Terça-feira, 29/7/2003
Quentin Tarantino: violência e humor
Maurício Dias
+ de 10200 Acessos

“What happened like when you start out acting, you gotta have a résumé. And uh, if you ain't done nothin. It's like the thing is, you can't write nothin. Allright, because people aren't gonna pay attention to that. So you gotta lie. Allright. And uh, I had a better look at it then most, because I kinda knew a lot about movies. I was a fan of the Jean-Luc Godard, and he just had a movie come out from Cannon back in the 80's or something called King Lear. Woody Allen is in it for like a moment, and Molly Ringwald's in it. And I saw it, and it's like there is no way in HELL anyone is ever gonna see this movie. So I wrote down, you know, under film or motion pictures. I wrote motion pictures on my résumé(...)”

[O que acontece é que: quando você está começando a trabalhar como ator, você tem que ter um currículo. E se você ainda não fez nada? É aquela coisa: você não vai lá e escreve “não fiz nada”. Então você tem que mentir.
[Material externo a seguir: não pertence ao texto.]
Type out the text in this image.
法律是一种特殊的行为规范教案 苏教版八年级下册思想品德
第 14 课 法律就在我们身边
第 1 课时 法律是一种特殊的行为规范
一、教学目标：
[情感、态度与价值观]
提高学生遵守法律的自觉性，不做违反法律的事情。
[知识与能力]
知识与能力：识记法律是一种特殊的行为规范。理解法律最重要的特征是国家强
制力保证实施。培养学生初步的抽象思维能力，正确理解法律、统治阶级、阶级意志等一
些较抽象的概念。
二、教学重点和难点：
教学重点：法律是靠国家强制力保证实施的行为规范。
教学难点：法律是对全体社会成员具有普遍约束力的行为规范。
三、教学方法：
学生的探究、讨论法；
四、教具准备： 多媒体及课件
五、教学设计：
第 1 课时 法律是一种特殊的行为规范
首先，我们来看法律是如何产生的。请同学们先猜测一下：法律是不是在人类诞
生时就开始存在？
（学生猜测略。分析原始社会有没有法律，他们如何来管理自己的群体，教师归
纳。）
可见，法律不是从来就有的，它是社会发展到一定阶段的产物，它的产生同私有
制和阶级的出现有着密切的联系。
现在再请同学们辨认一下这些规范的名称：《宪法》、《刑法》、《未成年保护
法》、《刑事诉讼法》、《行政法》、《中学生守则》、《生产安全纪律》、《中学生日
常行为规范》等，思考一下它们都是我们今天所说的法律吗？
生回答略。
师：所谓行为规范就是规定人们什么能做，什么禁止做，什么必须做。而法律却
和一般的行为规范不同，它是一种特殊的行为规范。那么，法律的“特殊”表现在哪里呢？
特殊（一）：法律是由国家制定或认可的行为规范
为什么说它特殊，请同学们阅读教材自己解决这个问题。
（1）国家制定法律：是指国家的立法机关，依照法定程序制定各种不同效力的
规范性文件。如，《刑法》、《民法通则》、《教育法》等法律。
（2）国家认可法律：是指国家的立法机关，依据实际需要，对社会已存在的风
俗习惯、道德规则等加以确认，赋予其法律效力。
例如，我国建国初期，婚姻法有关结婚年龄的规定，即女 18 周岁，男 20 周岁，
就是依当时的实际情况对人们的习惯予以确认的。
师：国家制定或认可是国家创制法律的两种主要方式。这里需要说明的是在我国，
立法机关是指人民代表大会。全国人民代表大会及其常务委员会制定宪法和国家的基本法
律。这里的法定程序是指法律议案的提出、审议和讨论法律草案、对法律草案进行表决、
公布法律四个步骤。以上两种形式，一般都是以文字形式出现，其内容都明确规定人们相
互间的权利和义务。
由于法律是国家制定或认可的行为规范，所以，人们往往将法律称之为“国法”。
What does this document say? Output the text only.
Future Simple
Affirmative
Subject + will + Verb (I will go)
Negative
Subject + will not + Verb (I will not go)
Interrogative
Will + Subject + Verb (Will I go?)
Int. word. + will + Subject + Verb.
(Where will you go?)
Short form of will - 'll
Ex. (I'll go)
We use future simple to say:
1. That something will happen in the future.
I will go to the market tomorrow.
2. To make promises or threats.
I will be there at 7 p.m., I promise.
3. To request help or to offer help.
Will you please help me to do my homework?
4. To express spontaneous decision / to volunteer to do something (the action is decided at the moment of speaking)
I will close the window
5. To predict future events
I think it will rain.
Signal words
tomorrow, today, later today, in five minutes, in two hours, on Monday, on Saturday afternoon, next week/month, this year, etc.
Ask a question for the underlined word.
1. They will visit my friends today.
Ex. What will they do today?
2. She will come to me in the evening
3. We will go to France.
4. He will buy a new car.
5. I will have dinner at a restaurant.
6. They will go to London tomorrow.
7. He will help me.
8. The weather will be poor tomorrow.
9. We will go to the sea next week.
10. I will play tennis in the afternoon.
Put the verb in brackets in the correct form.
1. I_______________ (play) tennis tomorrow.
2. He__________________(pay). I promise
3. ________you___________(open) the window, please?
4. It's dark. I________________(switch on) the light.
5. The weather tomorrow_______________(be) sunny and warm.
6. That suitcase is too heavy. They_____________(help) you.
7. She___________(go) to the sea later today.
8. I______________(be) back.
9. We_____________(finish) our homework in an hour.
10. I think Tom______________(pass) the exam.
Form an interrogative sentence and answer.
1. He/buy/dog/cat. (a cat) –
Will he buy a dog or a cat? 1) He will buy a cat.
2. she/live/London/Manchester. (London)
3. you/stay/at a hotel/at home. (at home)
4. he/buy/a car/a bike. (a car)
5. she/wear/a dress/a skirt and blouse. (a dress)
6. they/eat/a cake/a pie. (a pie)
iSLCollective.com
Digamos que eu tinha uma bagagem melhor do que a da maioria, porque sabia muita coisa sobre filmes. Eu era fã de Jean-Luc Godard, e me lembro que ele havia feito um filme para a produtora Cannon, nos anos 80, chamado Rei Lear. Woody Allen tem uma participação pequena nele, e Molly Ringwald também trabalha. Como eu o havia visto, e como não havia ninguém para verificar a informação, resolvi incluí-lo no meu currículo.]

Quentin Tarantino em entrevista a Jay Leno

Quentin Tarantino (n. 1963) dirigiu apenas três filmes de longa metragem e um episódio de dez minutos - a única coisa que se salvava - no pavoroso "Grande Hotel". Seria um pouco cedo, portanto, para incluí-lo numa coluna que deveria ser sobre “Grandes Cineastas”. Com certeza, há muita gente mais gabaritada, cujos nomes mereceriam aparecer antes do dele. Mas seus filmes têm uma tal coerência temática e estrutural (ainda que careçam de profundidade) que podemos desde já considerá-lo um inovador da linguagem cinematográfica.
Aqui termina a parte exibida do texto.